Dini inançların bilimle uyumlu olup olmadığı ve ne şekilde olduğu konusu da teolojide olduğu kadar din felsefesinde de önemli bir konudur . Bu alan, Amerika Birleşik Devletleri'ndeki evrim ve yaratılış öğretileri üzerine yapılan tartışmalar gibi, etkileşimlerinin ve çatışmalarının tarihsel incelemesini çizer . Aşağıdakiler dahil, felsefi literatürde tartışılan farklı etkileşim modelleri vardır:

Alan ayrıca, özellikle psikologlar ve sosyologlar ile bilişsel bilim adamları tarafından yapılan bilimsel din araştırmalarını da çizer. Bu çeşitli disiplinlerden din hakkında çeşitli teoriler ortaya çıkmıştır. Bir örnek, fenomeni uyarlanabilir veya bir yan ürün olarak gören çeşitli evrimsel din teorileridir . Bir diğeri, Bilişsel din bilimi tarafından ortaya konan çeşitli teorilerde görülebilir . Bazıları evrimsel veya bilişsel teorilerin dini inancı baltaladığını savundu.

Dini deneyim

Bilgi ve inanç konularına yakından bağlı olan soru, dini deneyimlerin bilgi sağlama potansiyelleri karşısında nasıl yorumlanacağı sorusudur . Dini deneyimler tüm kültürlerde kaydedilmiştir ve çok çeşitlidir.
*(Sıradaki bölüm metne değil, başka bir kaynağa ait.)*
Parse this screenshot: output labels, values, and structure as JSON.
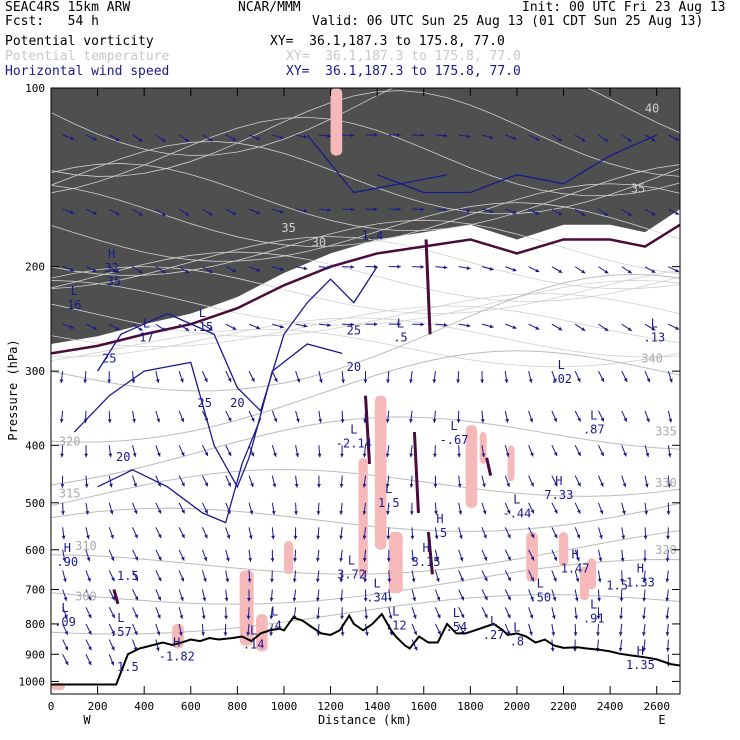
{
  "header": {
    "model": "SEAC4RS 15km ARW",
    "fcst": "Fcst:   54 h",
    "center": "NCAR/MMM",
    "init": "Init: 00 UTC Fri 23 Aug 13",
    "valid": "Valid: 06 UTC Sun 25 Aug 13 (01 CDT Sun 25 Aug 13)"
  },
  "fields": [
    {
      "name": "Potential vorticity",
      "xy": "XY=  36.1,187.3 to 175.8, 77.0",
      "color": "#000000"
    },
    {
      "name": "Potential temperature",
      "xy": "XY=  36.1,187.3 to 175.8, 77.0",
      "color": "#bbbbbb"
    },
    {
      "name": "Horizontal wind speed",
      "xy": "XY=  36.1,187.3 to 175.8, 77.0",
      "color": "#1a1a8c"
    }
  ],
  "axes": {
    "ylabel": "Pressure (hPa)",
    "xlabel": "Distance (km)",
    "west": "W",
    "east": "E"
  },
  "colors": {
    "pv_fill": "#f6b9b9",
    "pv_contour": "#4a0a3a",
    "theta": "#bbbbbb",
    "wind": "#1a1a8c",
    "terrain": "#000000",
    "stratosphere": "#3c3c3c"
  },
  "chart_data": {
    "type": "cross-section",
    "x_range": [
      0,
      2700
    ],
    "y_range": [
      100,
      1050
    ],
    "y_scale": "log-pressure",
    "x_ticks": [
      0,
      200,
      400,
      600,
      800,
      1000,
      1200,
      1400,
      1600,
      1800,
      2000,
      2200,
      2400,
      2600
    ],
    "y_ticks": [
      100,
      200,
      300,
      400,
      500,
      600,
      700,
      800,
      900,
      1000
    ],
    "terrain": [
      [
        0,
        1012
      ],
      [
        280,
        1012
      ],
      [
        330,
        900
      ],
      [
        380,
        880
      ],
      [
        420,
        872
      ],
      [
        480,
        860
      ],
      [
        520,
        868
      ],
      [
        560,
        860
      ],
      [
        600,
        850
      ],
      [
        640,
        855
      ],
      [
        680,
        845
      ],
      [
        720,
        850
      ],
      [
        780,
        845
      ],
      [
        820,
        840
      ],
      [
        860,
        855
      ],
      [
        900,
        830
      ],
      [
        940,
        820
      ],
      [
        980,
        815
      ],
      [
        1000,
        820
      ],
      [
        1040,
        780
      ],
      [
        1080,
        790
      ],
      [
        1120,
        810
      ],
      [
        1160,
        830
      ],
      [
        1200,
        835
      ],
      [
        1240,
        820
      ],
      [
        1280,
        775
      ],
      [
        1300,
        800
      ],
      [
        1340,
        820
      ],
      [
        1380,
        800
      ],
      [
        1420,
        770
      ],
      [
        1460,
        820
      ],
      [
        1480,
        840
      ],
      [
        1520,
        870
      ],
      [
        1540,
        880
      ],
      [
        1580,
        840
      ],
      [
        1620,
        860
      ],
      [
        1660,
        860
      ],
      [
        1700,
        800
      ],
      [
        1740,
        830
      ],
      [
        1780,
        830
      ],
      [
        1820,
        820
      ],
      [
        1860,
        810
      ],
      [
        1900,
        800
      ],
      [
        1940,
        820
      ],
      [
        1960,
        835
      ],
      [
        2000,
        830
      ],
      [
        2040,
        840
      ],
      [
        2080,
        860
      ],
      [
        2120,
        850
      ],
      [
        2160,
        870
      ],
      [
        2200,
        878
      ],
      [
        2260,
        876
      ],
      [
        2300,
        880
      ],
      [
        2360,
        885
      ],
      [
        2400,
        890
      ],
      [
        2440,
        898
      ],
      [
        2500,
        905
      ],
      [
        2560,
        912
      ],
      [
        2600,
        918
      ],
      [
        2660,
        935
      ],
      [
        2700,
        940
      ]
    ],
    "theta_labels": [
      {
        "x": 80,
        "p": 400,
        "text": "320"
      },
      {
        "x": 80,
        "p": 490,
        "text": "315"
      },
      {
        "x": 150,
        "p": 600,
        "text": "310"
      },
      {
        "x": 150,
        "p": 730,
        "text": "300"
      },
      {
        "x": 2580,
        "p": 290,
        "text": "340"
      },
      {
        "x": 2640,
        "p": 385,
        "text": "335"
      },
      {
        "x": 2640,
        "p": 470,
        "text": "330"
      },
      {
        "x": 2640,
        "p": 610,
        "text": "320"
      }
    ],
    "wind_labels": [
      {
        "x": 270,
        "p": 215,
        "text": "35"
      },
      {
        "x": 250,
        "p": 290,
        "text": "25"
      },
      {
        "x": 310,
        "p": 425,
        "text": "20"
      },
      {
        "x": 660,
        "p": 345,
        "text": "25"
      },
      {
        "x": 800,
        "p": 345,
        "text": "20"
      },
      {
        "x": 1150,
        "p": 185,
        "text": "30"
      },
      {
        "x": 1300,
        "p": 260,
        "text": "25"
      },
      {
        "x": 1300,
        "p": 300,
        "text": "20"
      },
      {
        "x": 1020,
        "p": 175,
        "text": "35"
      },
      {
        "x": 2520,
        "p": 150,
        "text": "35"
      },
      {
        "x": 2580,
        "p": 110,
        "text": "40"
      }
    ],
    "extrema": [
      {
        "x": 100,
        "p": 225,
        "kind": "L",
        "value": "16"
      },
      {
        "x": 260,
        "p": 195,
        "kind": "H",
        "value": "32"
      },
      {
        "x": 410,
        "p": 255,
        "kind": "L",
        "value": "17"
      },
      {
        "x": 650,
        "p": 245,
        "kind": "L",
        "value": ".15"
      },
      {
        "x": 1300,
        "p": 385,
        "kind": "L",
        "value": "-2.14"
      },
      {
        "x": 1500,
        "p": 255,
        "kind": "L",
        "value": ".5"
      },
      {
        "x": 1450,
        "p": 485,
        "kind": "L",
        "value": "1.5"
      },
      {
        "x": 1730,
        "p": 380,
        "kind": "L",
        "value": "-.67"
      },
      {
        "x": 1670,
        "p": 545,
        "kind": "H",
        "value": ".5"
      },
      {
        "x": 1610,
        "p": 610,
        "kind": "H",
        "value": "3.15"
      },
      {
        "x": 1290,
        "p": 640,
        "kind": "L",
        "value": "3.72"
      },
      {
        "x": 1400,
        "p": 700,
        "kind": "L",
        "value": ".34"
      },
      {
        "x": 2000,
        "p": 505,
        "kind": "L",
        "value": "-.44"
      },
      {
        "x": 2180,
        "p": 470,
        "kind": "H",
        "value": "7.33"
      },
      {
        "x": 2190,
        "p": 300,
        "kind": "L",
        "value": ".02"
      },
      {
        "x": 2330,
        "p": 365,
        "kind": "L",
        "value": ".87"
      },
      {
        "x": 2590,
        "p": 255,
        "kind": "L",
        "value": ".13"
      },
      {
        "x": 2250,
        "p": 625,
        "kind": "H",
        "value": "1.47"
      },
      {
        "x": 2530,
        "p": 660,
        "kind": "H",
        "value": "1.33"
      },
      {
        "x": 2100,
        "p": 700,
        "kind": "L",
        "value": ".50"
      },
      {
        "x": 2330,
        "p": 760,
        "kind": "L",
        "value": ".91"
      },
      {
        "x": 70,
        "p": 610,
        "kind": "H",
        "value": ".90"
      },
      {
        "x": 60,
        "p": 770,
        "kind": "L",
        "value": ".09"
      },
      {
        "x": 300,
        "p": 800,
        "kind": "L",
        "value": ".57"
      },
      {
        "x": 540,
        "p": 880,
        "kind": "H",
        "value": "-1.82"
      },
      {
        "x": 870,
        "p": 840,
        "kind": "L",
        "value": ".14"
      },
      {
        "x": 960,
        "p": 780,
        "kind": "L",
        "value": ".4"
      },
      {
        "x": 1480,
        "p": 780,
        "kind": "L",
        "value": ".12"
      },
      {
        "x": 1740,
        "p": 785,
        "kind": "L",
        "value": ".54"
      },
      {
        "x": 1900,
        "p": 810,
        "kind": "L",
        "value": ".27"
      },
      {
        "x": 2000,
        "p": 830,
        "kind": "L",
        "value": ".8"
      },
      {
        "x": 2530,
        "p": 910,
        "kind": "H",
        "value": "1.35"
      }
    ],
    "pv_text_labels": [
      {
        "x": 330,
        "p": 675,
        "text": "1.5"
      },
      {
        "x": 330,
        "p": 960,
        "text": "1.5"
      },
      {
        "x": 1380,
        "p": 180,
        "text": "1.4"
      },
      {
        "x": 2430,
        "p": 700,
        "text": "1.5"
      }
    ],
    "pv_positive_patches": [
      [
        810,
        650,
        60,
        220
      ],
      [
        880,
        770,
        50,
        120
      ],
      [
        1320,
        420,
        40,
        250
      ],
      [
        1390,
        330,
        50,
        270
      ],
      [
        1450,
        560,
        60,
        150
      ],
      [
        1780,
        370,
        50,
        140
      ],
      [
        1960,
        400,
        30,
        60
      ],
      [
        2040,
        560,
        50,
        120
      ],
      [
        2180,
        560,
        40,
        80
      ],
      [
        2270,
        640,
        40,
        90
      ],
      [
        1000,
        580,
        40,
        80
      ],
      [
        520,
        800,
        50,
        80
      ],
      [
        2300,
        620,
        40,
        80
      ],
      [
        1840,
        380,
        30,
        50
      ],
      [
        1200,
        100,
        50,
        30
      ],
      [
        0,
        1005,
        60,
        30
      ]
    ],
    "pv_contours": [
      {
        "x": 1350,
        "p1": 330,
        "p2": 430
      },
      {
        "x": 1560,
        "p1": 380,
        "p2": 520
      },
      {
        "x": 1870,
        "p1": 420,
        "p2": 450
      },
      {
        "x": 1610,
        "p1": 180,
        "p2": 260
      },
      {
        "x": 1620,
        "p1": 560,
        "p2": 660
      },
      {
        "x": 270,
        "p1": 700,
        "p2": 740
      }
    ],
    "wind_vectors_grid": {
      "dx": 100,
      "pressure_levels": [
        120,
        160,
        200,
        250,
        300,
        350,
        400,
        450,
        500,
        550,
        600,
        650,
        700,
        750,
        800,
        850,
        900
      ]
    }
  }
}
Bu kişisel deneyimler, bunları yaşayan bireyler için son derece önemli olma eğilimindedir. Dini tecrübeler hakkındaki tartışmaların kısmen şu soruyla aydınlatıldığı söylenebilir: "Dini tecrübenin var olduğu hakkında ne tür bilgiler sağlayabilir ve nasıl anlatılabilir?"
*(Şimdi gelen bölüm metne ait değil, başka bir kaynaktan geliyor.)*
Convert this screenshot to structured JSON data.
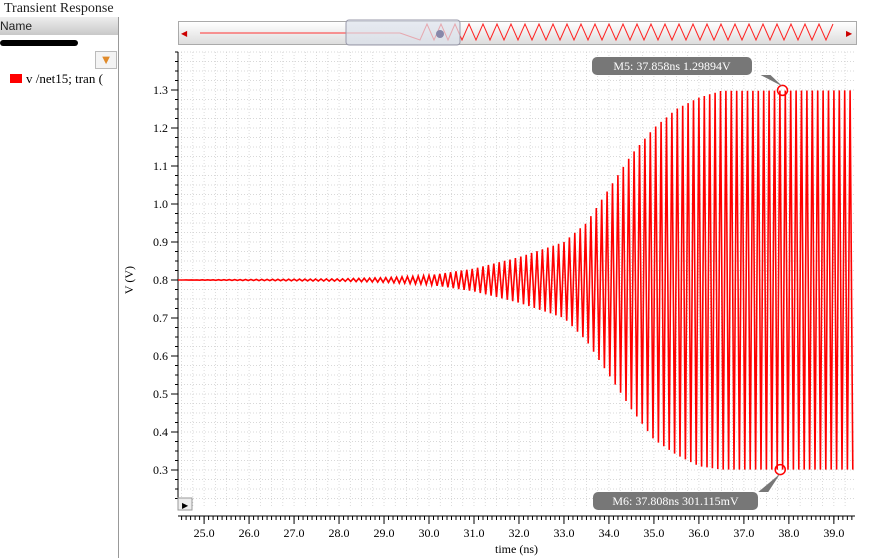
{
  "window": {
    "title": "Transient Response"
  },
  "legend_panel": {
    "header": "Name",
    "filter_icon": "funnel-icon",
    "entries": [
      {
        "label": "v /net15; tran (",
        "color": "#ff0000"
      }
    ]
  },
  "overview": {
    "left_arrow": "arrow-left-icon",
    "right_arrow": "arrow-right-icon"
  },
  "chart_data": {
    "type": "line",
    "xlabel": "time (ns)",
    "ylabel": "V (V)",
    "xlim": [
      24.42,
      39.47
    ],
    "ylim": [
      0.2,
      1.4
    ],
    "xticks": [
      "25.0",
      "26.0",
      "27.0",
      "28.0",
      "29.0",
      "30.0",
      "31.0",
      "32.0",
      "33.0",
      "34.0",
      "35.0",
      "36.0",
      "37.0",
      "38.0",
      "39.0"
    ],
    "yticks": [
      "0.3",
      "0.4",
      "0.5",
      "0.6",
      "0.7",
      "0.8",
      "0.9",
      "1.0",
      "1.1",
      "1.2",
      "1.3"
    ],
    "grid": true,
    "series": [
      {
        "name": "v /net15; tran",
        "color": "#ff0000",
        "envelope": {
          "time": [
            24.42,
            28.0,
            29.0,
            30.0,
            31.0,
            32.0,
            33.0,
            33.5,
            34.0,
            34.5,
            35.0,
            35.5,
            36.0,
            36.5,
            39.47
          ],
          "upper": [
            0.8,
            0.803,
            0.806,
            0.812,
            0.83,
            0.86,
            0.9,
            0.95,
            1.04,
            1.13,
            1.2,
            1.25,
            1.28,
            1.298,
            1.299
          ],
          "lower": [
            0.8,
            0.797,
            0.794,
            0.788,
            0.77,
            0.74,
            0.7,
            0.64,
            0.55,
            0.46,
            0.38,
            0.34,
            0.31,
            0.301,
            0.301
          ]
        }
      }
    ],
    "markers": [
      {
        "label": "M5: 37.858ns 1.29894V",
        "x": 37.858,
        "y": 1.29894
      },
      {
        "label": "M6: 37.808ns 301.115mV",
        "x": 37.808,
        "y": 0.301115
      }
    ]
  }
}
Kişi bu deneyimleri doğru, tarafsız veya sanrılar olarak yorumlayabilir. Hem tek tanrılı hem de tek tanrılı olmayan dini düşünürler ve mistikler, nihai gerçeklik hakkındaki iddialarına kanıt olarak dini deneyimlere başvurdular. Richard Swinburne ve William Alston gibi filozoflar , dini deneyimleri günlük algılarla karşılaştırdılar, yani her ikisi de noetiktir ve algısal bir nesneye sahiptir ve bu nedenle, onlara inanmamak için iyi bir nedenimiz olmadığı sürece dini deneyimler mantıksal olarak doğru olabilir.

Brian Davies'e göre , dini deneyimlerin gerçek gücüne karşı yaygın itirazlar arasında, deneyimin sıklıkla aldatıcı olduğu ve bir tanrı deneyimine sahip olduğunu iddia eden kişilerin "yanlışlıkla deneyimlerinin bir nesnesini tanımladıkları" veya deli ya da halüsinasyon görebilecekleri gerçeği yer alır. Ancak, deneyimlerimizin bazen yanlış, halüsinasyonlar veya çarpık olduğu gerçeğinden, tüm dini deneyimlerin yanlış olduğu vb. sonucuna varamayacağımızı savunuyor . Gerçekten de, sarhoş veya halüsinasyon gören bir kişi hala olayları doğru algılayabilir, bu nedenle bu itirazlar olamaz. tüm dini tecrübeleri mutlaka çürüttüğü söylenir .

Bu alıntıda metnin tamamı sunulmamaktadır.